Thursday, November 11, 2010

Believing

Sometimes I think Christians obsess to much with learning. There is so much to be said about hard things growing us into wisdom, but I don't want to go in expectant. I don't want to be digging around in the hardness saying, "okay where's the lesson, make this worth my time." I imagine this began from someone with a genuine heart to remember that the Lord purposes things and doesn't waste hurt, but it's been exacerbated into a strangling mentality of selfishness and results.

I had a wonderful conversation with my sister this week. It was filled with grace, compassion, and understanding from her which has given me cause to reflect. My sister graces me very well with not trying to advice me through things, but to speak truth and then just let me hurt. During this conversation she was telling me that she KNOWS God works all things together for good. All things. Even when I hurt this badly. The thought of this drained me, I don't want to try to believe God, I'm drained and exasperated. And she told me that was okay. Because the heart behind community is that she could believe it for me, when I have no ability to know it's true myself.

It brought me to tears. Knowing that it's okay for me to just be hurting, to ache, cry, and let the hard things be hard, and also to know that she is choosing to believe truth for me. She's holding me up when I don't have the legs to stand on.

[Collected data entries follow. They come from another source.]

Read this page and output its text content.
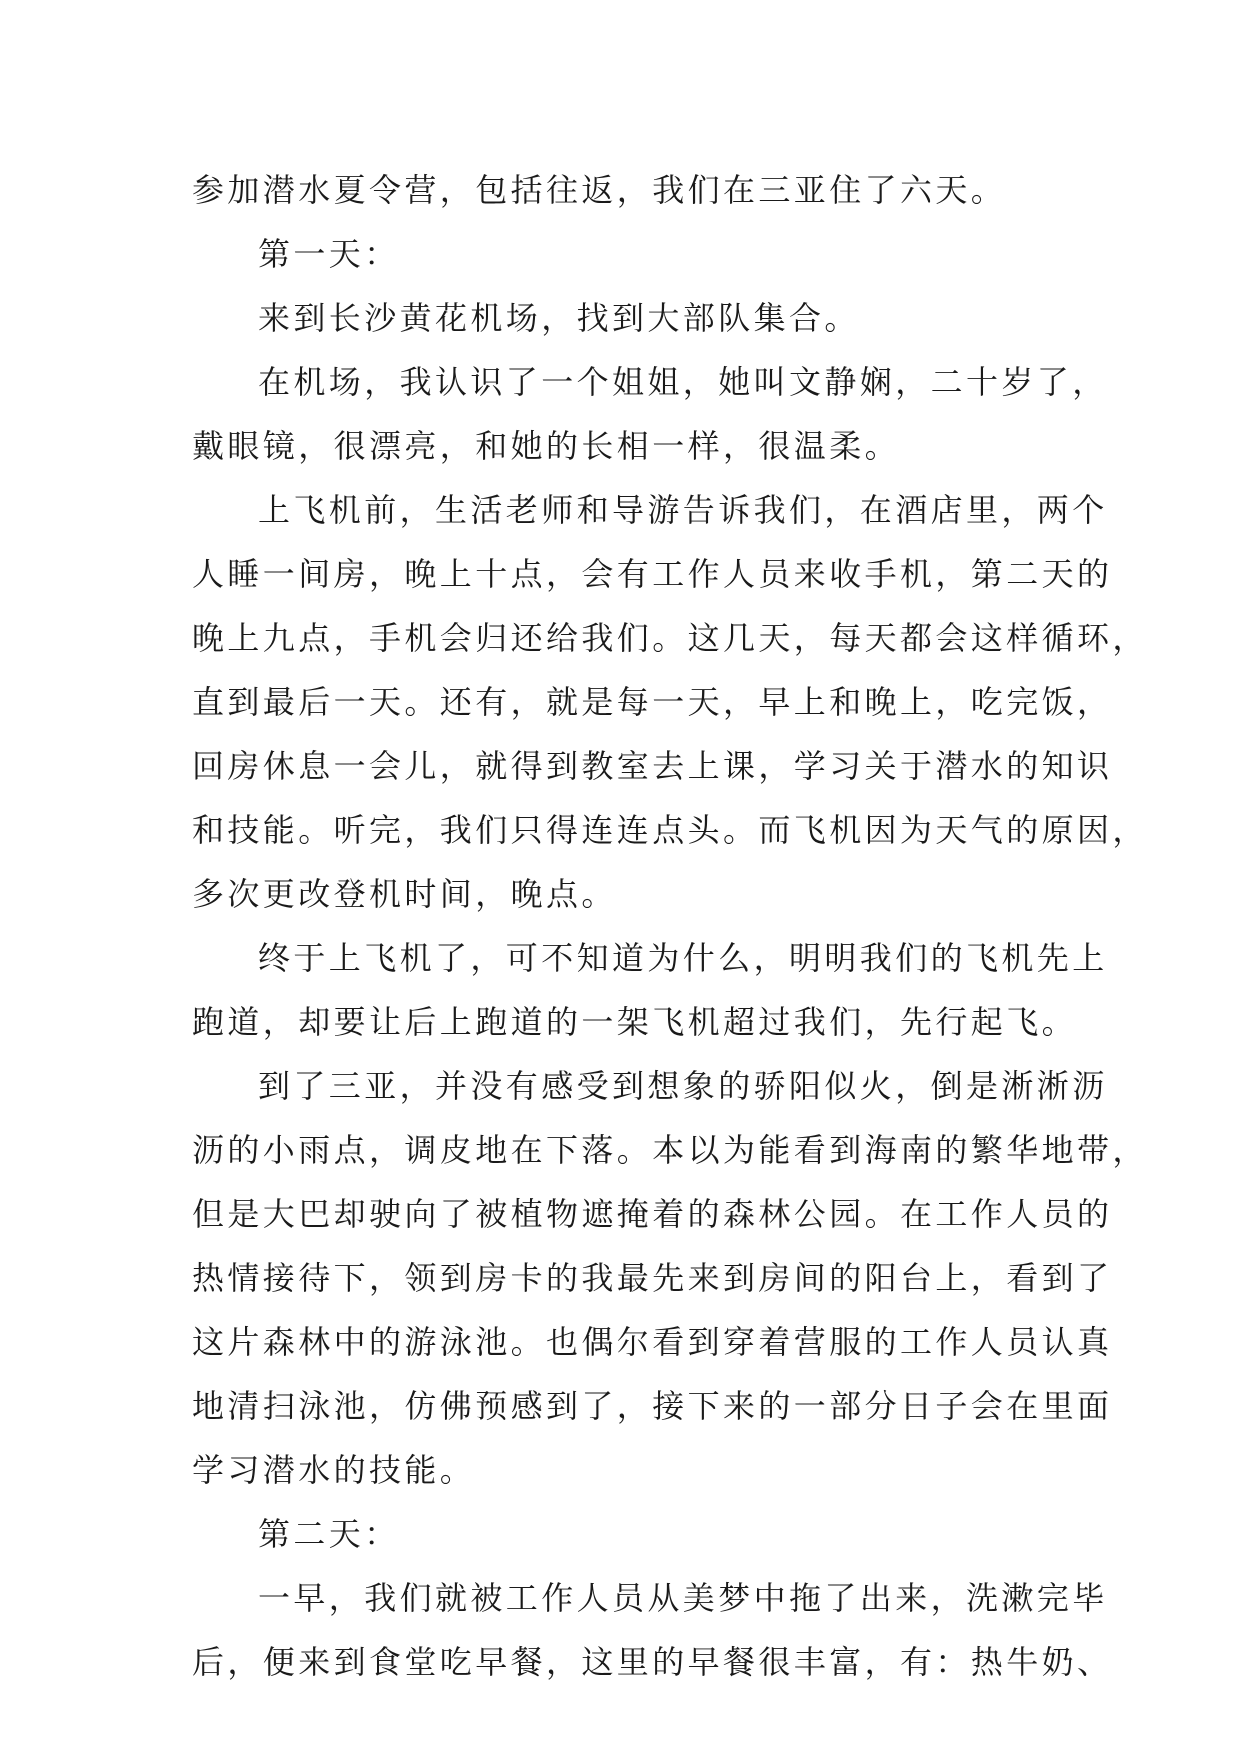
参加潜水夏令营，包括往返，我们在三亚住了六天。
第一天：
来到长沙黄花机场，找到大部队集合。
在机场，我认识了一个姐姐，她叫文静娴，二十岁了，
戴眼镜，很漂亮，和她的长相一样，很温柔。
上飞机前，生活老师和导游告诉我们，在酒店里，两个
人睡一间房，晚上十点，会有工作人员来收手机，第二天的
晚上九点，手机会归还给我们。这几天，每天都会这样循环，
直到最后一天。还有，就是每一天，早上和晚上，吃完饭，
回房休息一会儿，就得到教室去上课，学习关于潜水的知识
和技能。听完，我们只得连连点头。而飞机因为天气的原因，
多次更改登机时间，晚点。
终于上飞机了，可不知道为什么，明明我们的飞机先上
跑道，却要让后上跑道的一架飞机超过我们，先行起飞。
到了三亚，并没有感受到想象的骄阳似火，倒是淅淅沥
沥的小雨点，调皮地在下落。本以为能看到海南的繁华地带，
但是大巴却驶向了被植物遮掩着的森林公园。在工作人员的
热情接待下，领到房卡的我最先来到房间的阳台上，看到了
这片森林中的游泳池。也偶尔看到穿着营服的工作人员认真
地清扫泳池，仿佛预感到了，接下来的一部分日子会在里面
学习潜水的技能。
第二天：
一早，我们就被工作人员从美梦中拖了出来，洗漱完毕
后，便来到食堂吃早餐，这里的早餐很丰富，有：热牛奶、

And maybe that's what it comes down to. I've heard so many ideas on community being about loving people, and walking through life together. The abstracts. They try to narrow it down to things like having meals, and going on walks. But really, my sister's right. It comes down to believing truth for other people, and letting them hurt when they need to. Not looking for the lesson, not trying to fix them, not trying to make them feel better. Letting them be where they are and trusting that God knows what He's doing, and being with them when they walk through the process. Whether it be good or bad.

It makes sense. It makes it about rest, not responsibility. Compassion, not control. Healing, not Band Aids. It allows people to be where they're at and not take anything from that, or add anything to it.

Talking with a friend this morning, I saw the beauty of true community catching wind. It's been a rough go of it for us, and this morning was such a sweet time. We filled each other in on the goings on, realizing that while it was sucky not feeling connected these past months, the Lord still used it for good. We didn't need each other for Him to work. Neither of us consider ourselves out of the woods, more in the thick of it than when we began actually, but it was beautiful to see the compassion that came from each of us for the other through having walked things alone.

It's humbling for me to realize my place isn't to fix. My time is better spent abiding in Truth and claiming it for those I love rather than trying to conjure up the wisest response to problems.

May we learn to be about believing things for other people. May we learn to be about compassion and grace. May we learn that we don't have to feel good for us to be where's best for us, and to love others when they're there too.

1 comment:

  1. A client sent this to me this morning and I thought I would share....

    "I hear religious minded people say all the time with good intentions. ‘God will never place a burden on you so heavy that you cannot possibly carry it.’
    Really?
    My experience is that God will place a burden on you so heavy that you cannot possibly carry it alone. He will break your back and your will. He will buckle your legs until you fall flat beneath the crushing weight of your load. All the while He will walk beside you waiting for you to come to the point where you must depend on Him.
    ‘My power is made perfect in your weakness,’ He says, as we strain under our burden.
    Whatever the burden, it might indeed get worse, but know this-God is faithful. And while we change and get old, He does not. When we get weaker, He remains strong. And in our weakness and humility, He offers us true, lasting, transforming, and undeserved grace.”